Four years ago Fox News helped turn ACORN into a dirty word among conservatives by leading an often-hysterical right-wing crusade against the community activist group, charging it time and again with "voter fraud" on behalf of candidate Obama. In order to bolster its flimsy "voter fraud" attacks, the network repeatedly harped on reports that ACORN canvassers had submitted questionable voter registration forms.
Yet this week Fox has shown little interest in covering the unfolding story out of Florida, where the state's Republican Party has cut ties with a consulting firm accused of handing in more than 100 dubious voter registration forms.
From Tuesday night's Palm Beach Post:
The Republican Party of Florida is dumping a firm it paid more than $1.3 million to register new voters, after Palm Beach County Elections Supervisor Susan Bucher flagged 106 "questionable" registration applications turned in by the contractor this month.
In an interview with blogger Brad Friedman, Bucher described the "similarities in the signatures and certain characteristics in the applications that were very disturbing" on registration applications collected by the firm. The "disturbing" defects on the forms included addresses of existing registered voters changed to commercial buildings or addresses and, "in some places, they were changing political parties."
Yesterday, Michael Isikoff reported that the registration troubles had spread:
NBC News has learned that four other Florida counties have also reported hundreds of possible fraudulent registration forms submitted by the firm, including apparent dead people being registered as new voters. Prosecutors in two counties are investigating possible voter fraud by the GOP consulting firm, officials said.
And Thursday afternoon, Republicans in Colorado also pulled the plug on the voter registration firm, Strategic Allied Consulting, run by veteran GOP consultant Nathan Sproul.
The allegations lodged against Sproul's company are similar to the ones ACORN faced in 2008; workers submitted voter registration forms that contained dubious information. In `08, that was enough to light a short fuse on Fox News and within the right-wing media, as players rushed in to condemn the independent ACORN group as a corrupt and a criminal extension of the Obama campaign. (In 2009, a majority of Republicans believed ACORN had stolen the election for Obama.)

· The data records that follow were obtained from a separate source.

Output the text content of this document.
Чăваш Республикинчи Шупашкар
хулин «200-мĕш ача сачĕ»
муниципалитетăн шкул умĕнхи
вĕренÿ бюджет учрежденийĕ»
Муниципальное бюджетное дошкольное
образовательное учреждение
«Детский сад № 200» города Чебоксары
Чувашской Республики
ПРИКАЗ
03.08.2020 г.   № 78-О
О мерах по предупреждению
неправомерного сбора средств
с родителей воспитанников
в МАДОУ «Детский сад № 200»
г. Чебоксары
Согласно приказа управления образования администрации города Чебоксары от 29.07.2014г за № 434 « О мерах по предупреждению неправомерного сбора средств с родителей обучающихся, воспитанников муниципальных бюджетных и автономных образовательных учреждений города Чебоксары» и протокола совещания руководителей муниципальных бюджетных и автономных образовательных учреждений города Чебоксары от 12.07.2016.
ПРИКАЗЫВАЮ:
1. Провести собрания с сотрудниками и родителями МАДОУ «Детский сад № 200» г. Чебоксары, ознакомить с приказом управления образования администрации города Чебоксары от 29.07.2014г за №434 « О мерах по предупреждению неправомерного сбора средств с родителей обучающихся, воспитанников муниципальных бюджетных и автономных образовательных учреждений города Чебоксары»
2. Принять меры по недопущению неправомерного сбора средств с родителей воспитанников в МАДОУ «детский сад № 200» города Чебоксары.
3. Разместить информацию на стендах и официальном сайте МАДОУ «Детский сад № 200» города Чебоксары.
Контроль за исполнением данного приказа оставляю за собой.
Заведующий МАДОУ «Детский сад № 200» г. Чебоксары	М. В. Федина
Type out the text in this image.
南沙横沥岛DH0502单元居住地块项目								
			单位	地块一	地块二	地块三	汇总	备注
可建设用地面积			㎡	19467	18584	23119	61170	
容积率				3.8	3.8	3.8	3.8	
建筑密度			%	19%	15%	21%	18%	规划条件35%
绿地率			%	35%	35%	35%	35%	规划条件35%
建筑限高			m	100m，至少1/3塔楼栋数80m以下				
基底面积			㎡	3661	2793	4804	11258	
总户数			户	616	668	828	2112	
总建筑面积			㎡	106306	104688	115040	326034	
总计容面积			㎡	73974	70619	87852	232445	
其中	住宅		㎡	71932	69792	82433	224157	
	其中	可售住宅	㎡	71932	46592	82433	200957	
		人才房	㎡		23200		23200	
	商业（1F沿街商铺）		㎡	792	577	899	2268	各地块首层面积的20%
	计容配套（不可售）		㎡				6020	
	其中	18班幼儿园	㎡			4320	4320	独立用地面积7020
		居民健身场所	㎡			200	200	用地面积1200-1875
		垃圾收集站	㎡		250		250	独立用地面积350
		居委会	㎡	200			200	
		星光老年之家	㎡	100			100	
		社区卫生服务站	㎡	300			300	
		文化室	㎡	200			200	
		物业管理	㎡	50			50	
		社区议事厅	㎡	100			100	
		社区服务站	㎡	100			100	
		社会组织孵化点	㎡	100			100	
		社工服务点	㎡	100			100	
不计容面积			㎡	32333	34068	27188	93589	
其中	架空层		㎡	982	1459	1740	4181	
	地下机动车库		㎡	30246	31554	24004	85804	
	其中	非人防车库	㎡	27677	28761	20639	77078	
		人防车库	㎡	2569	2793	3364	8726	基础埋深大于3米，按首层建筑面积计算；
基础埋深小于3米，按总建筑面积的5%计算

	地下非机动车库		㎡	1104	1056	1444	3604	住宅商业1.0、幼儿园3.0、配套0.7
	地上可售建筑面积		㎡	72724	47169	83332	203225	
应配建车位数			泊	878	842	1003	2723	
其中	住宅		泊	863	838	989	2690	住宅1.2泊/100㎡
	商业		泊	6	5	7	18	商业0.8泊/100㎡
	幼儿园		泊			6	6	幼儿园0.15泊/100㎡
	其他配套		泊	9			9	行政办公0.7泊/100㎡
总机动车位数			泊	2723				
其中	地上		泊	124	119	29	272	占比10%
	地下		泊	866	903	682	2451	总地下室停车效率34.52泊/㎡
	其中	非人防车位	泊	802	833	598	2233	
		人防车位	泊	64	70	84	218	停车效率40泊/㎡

Note that in the unfolding Florida story, the firm in question was paid directly by the Republican Party and is accused of ACORN-like activities. But on Fox News, it's crickets.
In fact this morning, Brian Kilmeade hosted a Fox & Friends panel discussion about voter fraud. In 2008, the allegation that ACORN submitted questionable registration forms was routinely referred to and condemned as "voter fraud" on Fox. (To this day, Fox treats misaddressed voter registration forms as "fraud.") But this morning, Kilmeade and his guests made no mention of the fact that the Republican Party was just forced to fire a consulting firm for submitting potentially bogus voter registration forms; forms being reviewed by local law enforcement.
At Fox News, the hotbed for "voter fraud" stories, the embarrassing news from Florida is of little concern.